Relative to the closure of selected markets in the region, Representative Barchue maintained that such measure “seriously undermined and defeated the fight against the killer disease.”

He noted that closing the market further imposed  “economic hardship on the already poverty-striken people of the county.”

According to him, closing the markets, particularly in District #1, denied residents from surrounding communities the opportunity of procuring batteries, salt and other basic commodities that stand to help in information dissemination to the largely uneducated population.

“Closing the market is totally wrong. This measure brings hardship to the ordinary masses. Montserrado, Lofa and Margibi Counties did not institute similar measures. Why now has this been done in Grand Bassa? he asked.

In separate interviews, Leroy Gibson of Owensgrove, Obediah C. Yasuah of Dolo  Town and Ma Mary Zoegar, all marketers, expressed disenchantment with the decision of the local authority, stressing; “This has brought untold suffering to our lives.  

“We’re unable to address the welfare of our families because this restriction,” they said.

Responding to these assertions, Madam Cooper disclosed that there were meetings held with local authorities before said decision was reached.

“We held meetings with the commissioners and district superintendents and we were advised by the County Health Authority before taking the decision.

“The markets we shutdown are not regular markets, such as those in Monrovia. Those are places where people gather once a week and the traders are people that come from various locations. We have to restrict movement in these places.

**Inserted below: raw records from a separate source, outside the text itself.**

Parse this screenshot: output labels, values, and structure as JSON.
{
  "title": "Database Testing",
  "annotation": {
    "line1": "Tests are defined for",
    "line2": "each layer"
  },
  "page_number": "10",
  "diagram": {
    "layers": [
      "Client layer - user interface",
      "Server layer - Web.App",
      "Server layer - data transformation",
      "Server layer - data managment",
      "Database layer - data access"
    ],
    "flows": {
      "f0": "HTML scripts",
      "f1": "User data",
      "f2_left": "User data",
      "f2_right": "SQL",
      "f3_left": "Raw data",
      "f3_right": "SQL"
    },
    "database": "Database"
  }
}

“This Ebola thing is killing our economy and we need to act faster to prevent or contain  the spread,” the Grand Bassa County Superintendent indicated.

Market days in several counties, where people gather from distant places to bring their goods for sale have been suspended. 

 Meanwhile, the Deputy Speaker, in collaboration with National Youth Movement for Transparent Elections (NAYMOTE), organized and conducted a day-long Ebola sanitization and awareness training of trainers forum intended to spread anti-Ebola messages across the county.